Adobe, a company that has invested heavily in constructing its own native AI platform for generative images and generative image editing, now offers AI video.
The media editing and cloud software giant has previewed generative AI technology that it hopes will redefine video creation workflows for its millions of users.
These tools are slated for release with Adobe Premiere Pro and will let users remove or add and generally edit objects in video scenes.
In essence, they’re a video-oriented version of what Adobe Firefly generative AI can already do with images.
The video below neatly covers the kinds of generative AI tools to expect with Adobe’s near-future release.
The company has also added that it plans on adding third-party generative AI models into its apps such as Premiere Pro.
However, for a consumer release of this and its generative AI video tech in general, Adobe hasn’t yet placed a concrete date.
The company only states that its AI generative video tools will be arriving to Premiere Pro “this year”.
According to Adobe’s publicity for the new technology,
“Creative Cloud has always had a rich partner and plugin ecosystem, and this evolution expands Premiere Pro as the most flexible, extensible professional video tool that fits any workflow.

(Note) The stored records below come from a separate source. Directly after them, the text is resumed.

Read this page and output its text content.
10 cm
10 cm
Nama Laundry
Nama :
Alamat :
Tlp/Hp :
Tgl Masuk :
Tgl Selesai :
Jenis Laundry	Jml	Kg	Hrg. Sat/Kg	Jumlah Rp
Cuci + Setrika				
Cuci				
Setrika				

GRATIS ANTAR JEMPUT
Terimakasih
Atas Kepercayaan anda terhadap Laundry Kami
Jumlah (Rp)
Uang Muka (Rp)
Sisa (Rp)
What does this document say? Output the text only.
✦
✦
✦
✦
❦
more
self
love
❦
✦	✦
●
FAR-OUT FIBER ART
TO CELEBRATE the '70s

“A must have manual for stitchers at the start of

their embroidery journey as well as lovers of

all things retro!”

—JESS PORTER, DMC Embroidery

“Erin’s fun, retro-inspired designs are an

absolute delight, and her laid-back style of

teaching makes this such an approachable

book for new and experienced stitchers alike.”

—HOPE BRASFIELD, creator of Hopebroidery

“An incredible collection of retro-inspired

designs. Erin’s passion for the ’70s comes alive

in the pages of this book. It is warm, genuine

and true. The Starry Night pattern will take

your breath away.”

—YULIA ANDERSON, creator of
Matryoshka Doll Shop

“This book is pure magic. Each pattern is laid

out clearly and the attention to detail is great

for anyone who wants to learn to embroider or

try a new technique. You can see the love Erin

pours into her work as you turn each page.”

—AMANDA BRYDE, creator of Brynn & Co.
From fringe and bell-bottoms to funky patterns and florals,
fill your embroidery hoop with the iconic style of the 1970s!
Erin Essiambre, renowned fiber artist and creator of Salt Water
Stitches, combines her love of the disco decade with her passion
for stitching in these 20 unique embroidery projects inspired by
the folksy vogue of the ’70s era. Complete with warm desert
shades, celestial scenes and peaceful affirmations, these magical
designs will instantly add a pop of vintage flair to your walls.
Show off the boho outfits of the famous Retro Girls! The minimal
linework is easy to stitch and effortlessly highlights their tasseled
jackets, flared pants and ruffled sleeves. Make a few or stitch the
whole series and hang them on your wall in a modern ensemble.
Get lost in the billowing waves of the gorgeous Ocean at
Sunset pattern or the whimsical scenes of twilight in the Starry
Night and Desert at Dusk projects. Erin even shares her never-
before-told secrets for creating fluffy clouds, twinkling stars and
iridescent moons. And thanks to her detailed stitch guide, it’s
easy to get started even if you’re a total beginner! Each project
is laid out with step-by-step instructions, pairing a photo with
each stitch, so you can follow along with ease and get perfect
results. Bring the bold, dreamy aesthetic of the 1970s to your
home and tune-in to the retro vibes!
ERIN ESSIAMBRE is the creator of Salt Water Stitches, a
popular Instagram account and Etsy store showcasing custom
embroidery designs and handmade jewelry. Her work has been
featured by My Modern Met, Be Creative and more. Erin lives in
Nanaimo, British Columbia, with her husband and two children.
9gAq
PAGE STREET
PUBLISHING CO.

Adobe customers want choice and endless possibilities as they create and edit the next generation of entertainment and media”
The company also emphasizes that its AI video technology shows how pro video editors could soon use video generation from other AI platforms inside Premiere Pro to generate B-roll video.
The company specifically references OpenAI, Runway and Pika Labs along with its own Adobe Generative Extend.
This latter tool is Adobe’s planned release for Premiere Pro and will reportedly offer the ability to seamlessly add generated frames into video clips for the sake of extending them.
Editors can thus create generated media segments for fine-tuning their overall video.
Adobe calls Generative Extend a “breakthrough technology” and we’ll have to see how well it lives up to such a high level of praise.
Other AI features of Adobe’s upcoming generative video tools include “Object Addition and Removal”. This will let users track and then erase objects in footage, much as they already can with Adobe’s Generative AI tools for photos.
“Object Addition and Removal” will be able to remove fixed objects in a scene, add in other items and reportedly could even be used to change an actor’s clothing.
Adobe will also develop its own text-to-video tools for Premiere Pro so that it doesn’t need to entirely rely on third-party versions.
According to Adobe, users will need to “Simply type text into a prompt or upload reference images” to generate a wholly new video.
Adobe has also made ambiguous statements about its generative AI being a mere “starting point” and “source of inspiration” for new creative directions.
The software company adds that it believes in a “more diverse” future for generative AI, though it’s vague on what the specifics of this are.
One thing that creators can be confident with is the legal safety of using Adobe’s generative AI video tools.
As it did with generative AI for photos, Adobe asserts that its assets for generative video will all have Content Credentials attached to them so that users can know where generative AI was used and how it was generated.
Also, just as Adobe’s AI for generating photos uses the company’s own library of content, the video models for its video AI will do reportedly do the same by being serviced from Adobe’s own video content archives.
Adobe’s huge library of over 4 million 4K video clips is one example of the content that likely plays a part in making its video AI tools work.
According to Ashley Still Senio VP of the Creative Product Group at Adobe,
“By bringing generative AI innovations deep into core Premiere Pro workflows, we are solving real pain points that video editors experience every day, while giving them more space to focus on their craft.”
Once we see a consumer market release of these AI tools, we’ll see just how well they work for professional workflows.
If they’re as good as what Adobe has done so far with its existing AI tools for images, then the company’s generative video tools will likely be pretty decent.